Подстрекаемый гримасами Ханса, Альваро откашлялся и сказал: Дорогой господин Гелдинг, а не случалось ли вам обращать внимание на тот факт, что ваши рабочие основную часть свободного времени тратят на сон? Господин Гелдинг уставился на него, скривив губы с отвисшей вниз сигарой. Он казался не обиженным, а растерянным, словно Альваро неправильно понял его слова. А! но ведь мы, господин Уркио, не можем выполнять роль инспекторов, воскликнул господин Гелдинг, нет уж, увольте, в это я не лезу, каждый рабочий делает со своим свободным временем все, что ему заблагорассудится, этого еще не хватало! Не знаю, как такие дела решаются в вашей стране, но, да будет вам известно, одно из правил моего предприятия – полная свобода работника вне его рабочей смены. Надеюсь, что уж с этим точно никто не станет спорить!

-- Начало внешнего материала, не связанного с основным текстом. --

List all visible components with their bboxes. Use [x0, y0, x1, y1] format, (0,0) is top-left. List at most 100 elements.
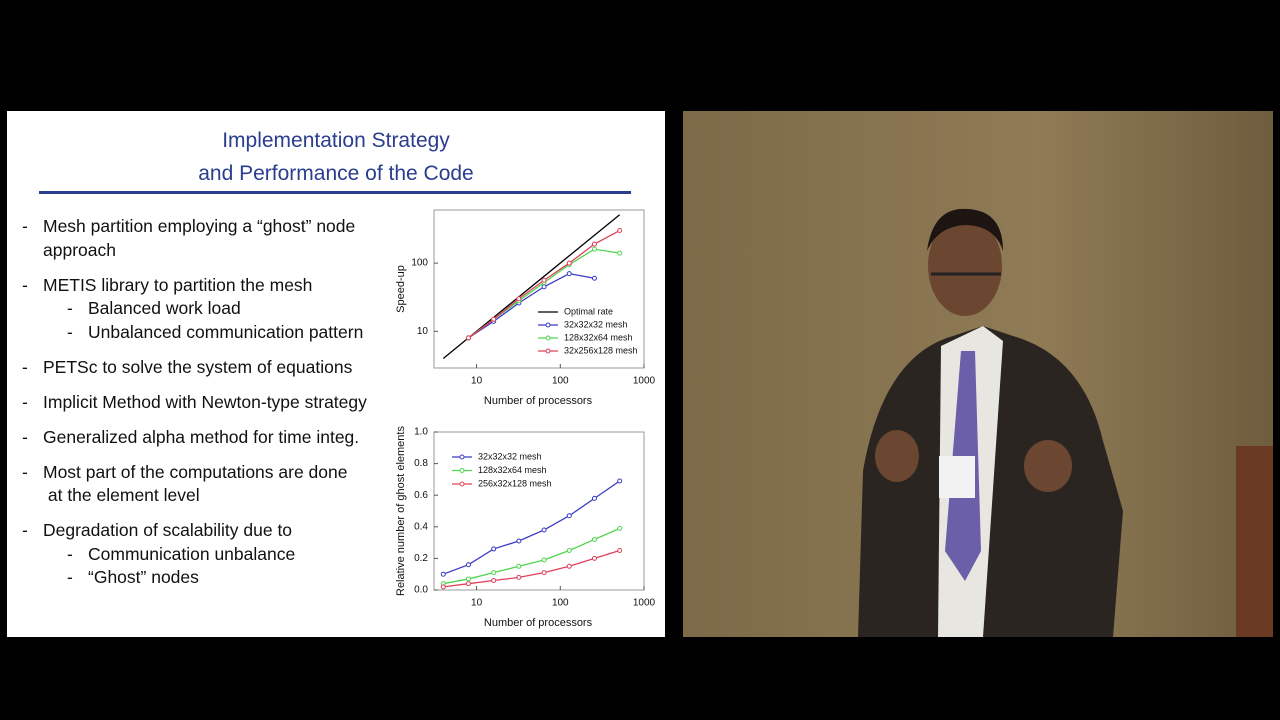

Стук в дверь разбудил его и наконец выгнал из постели. Нити света пробивались сквозь закрытые ставни и ползли к замерзшим ступням Ханса. Он быстро нацепил на себя то, что нащупал на стуле, и открыл дверь, силясь разлепить веки: улыбающаяся Лиза протянула ему лиловую записку. Ханс хотел сказать спасибо, но в зевке промямлил нечто вроде «спасява!». Затем забрал из ободранных пальцев Лизы лиловую бумажку и снова закрыл дверь.
При том убогом освещении, которое пробивалось сквозь ставни, Ханс разглядел приложенную к письму визитную карточку и на ней имя: Софи Готлиб.